Family Says Doctor Has Bad History

     ALBUQUERQUE (CN) – A Navajo teenager is paralyzed because of poor care from a doctor who was not licensed in the state and was on restricted licenses in three other states, his family claims in court.
     Lydell Begay and his family sued Medicus Healthcare Solutions on June 12 in Federal Court. The unusual lawsuit includes a monkey and 990 pills of oxycodone.
     Medicus Healthcare, a privately held LLC and the only defendant, is a registered government contractor that provides locum tenens, or temporary, staffing for federal institutions, including the Indian Health Services, which manages the Northern Navajo Medical Center in Shiprock, N.M.
     The Begays claim that in an ER visit on March 6, 2014, Dr. Annicol Marrocco misdiagnosed Lydell as having conjunctivitis, and told him to go home and take ibuprofen. Lydell’s symptoms – dizziness, severe headaches, left-side weakness, unsteadiness and blurred vision – were signs of “potentially serious neurological problems,” which, a little over a week later, left him paralyzed in all his limbs, unable to speak and brain-damaged with “‘locked-in syndrome’ … permanently imprisoned in his own body, unable to interact with the world around him,” according to the complaint.
     The Begays claim that when Dr. Marrocco treated Lydell, “she was not licensed to practice medicine in New Mexico and was acting under restricted medical licenses from three other states.”
     In November 2013, four months before misdiagnosing Lydell, an administrative law judge with the DEA “recommended that Dr. Marrocco’s DEA registration be revoked on the grounds that her continued registration would be inconsistent with the public interest,” the complaint states. The judge’s recommendation was affirmed by the Department of Justice on May 4 this year.
     In their lawsuit, the Begays say Marrocco has an “alarming history,” including improperly prescribing oxycodone, a narcotic for “other than a legitimate medical purpose” to someone with whom “she was in a personal relationship.”

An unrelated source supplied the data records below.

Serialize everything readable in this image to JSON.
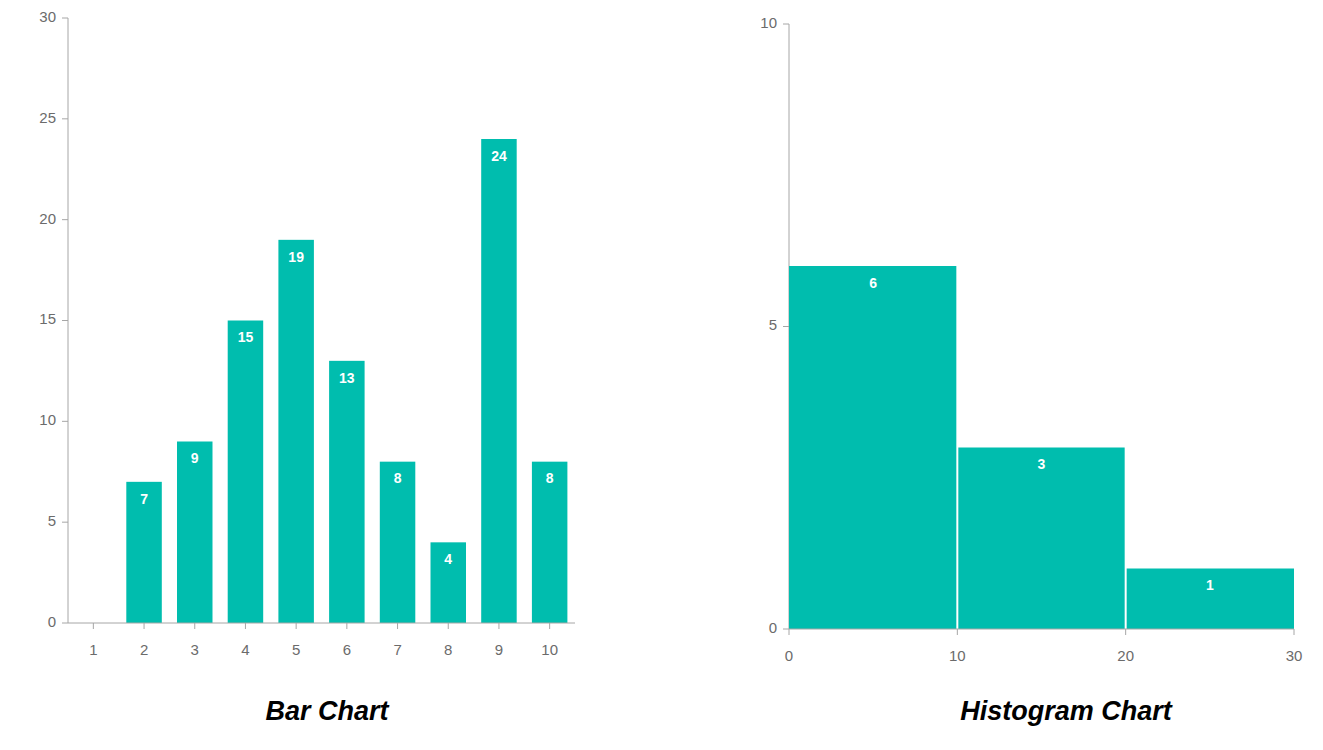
{
  "chart_data": [
    {
      "type": "bar",
      "title": "Bar Chart",
      "categories": [
        "1",
        "2",
        "3",
        "4",
        "5",
        "6",
        "7",
        "8",
        "9",
        "10"
      ],
      "values": [
        null,
        7,
        9,
        15,
        19,
        13,
        8,
        4,
        24,
        8
      ],
      "color": "#00bdae",
      "ylim": [
        0,
        30
      ],
      "yticks": [
        0,
        5,
        10,
        15,
        20,
        25,
        30
      ],
      "grid": false,
      "data_labels": true
    },
    {
      "type": "histogram",
      "title": "Histogram Chart",
      "bins": [
        0,
        10,
        20,
        30
      ],
      "values": [
        6,
        3,
        1
      ],
      "color": "#00bdae",
      "xlim": [
        0,
        30
      ],
      "xticks": [
        0,
        10,
        20,
        30
      ],
      "ylim": [
        0,
        10
      ],
      "yticks": [
        0,
        5,
        10
      ],
      "grid": false,
      "data_labels": true
    }
  ]
}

     After writing three undated prescriptions for 149 days supply of OxyContin for this person – already a violation – she wrote him three more undated prescriptions for it the next month, after he told her that a monkey had opened his first pill bottles and thrown them in the pool – an allegation contained in the lawsuit that the Justice Department cites in its May 4 order.
     The DEA and Justice Department found that Marrocco “lacked candor” in explaining that one.
     The Begays seek damages for medical negligence, vicarious liability, direct liability, unfair trade practices and loss of consortium.
     Their lead counsel is Turner Branch of Albuquerque.